The scariest word: Alone

I wrote an article this week for one of my freelance gigs about loneliness. It's a tricky emotion. We all experience it at one time or another, and yet when we are in it, it makes us feel isolated, like no one else could possibly understand. 

Alone, might just be the thing we are most afraid of. 

One of my childrens' familiar complaints is, "Mama! I'm alone in here!" No matter where I go, they pick up their legos or building blocks and move to wherever I am, like little moons unable to escape my gravitational pull. They orbit around me. 

When we grow, we are pulled by other forces- friends, relationships, careers. Anything but the limitless expanse of dark space.

To be tethered to something is a comfort. Even Tom Hanks had Wilson. In the midst of aloneness, we have to invent a partner to interact with lest we be sucked up by that black hole of loneliness. 

Even the fear of death, at its heart, is really about being alone; being separated from those we love, being sent into an unknown void. Maybe there is an afterlife, but we still have to venture there alone, leaving those we love behind.
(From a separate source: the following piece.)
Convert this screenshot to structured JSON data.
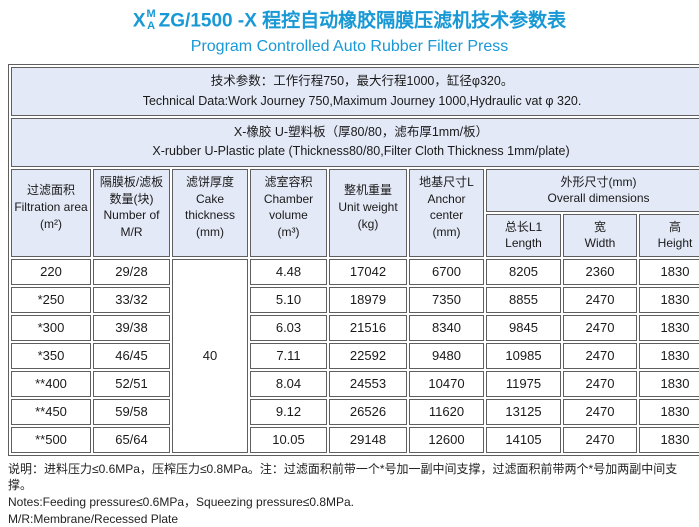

So loneliness- the crushing weight of it, the cold despair- might be the most primal, the most human, of all emotions. 

We are, as science confirms, social creatures. We depend on each other not just for amusement, friendship, or a functioning society, but as a rope pulling us from the quicksand. 

If it's loneliness we fear, then it's connectedness we desire. So that even when we are by ourselves, in an empty house with not even a television to distract us, we might grasp an invisible thread that leads to another being that he will soon be home from work; that she will hear your silent prayer; that love is the rope that can save us from the void.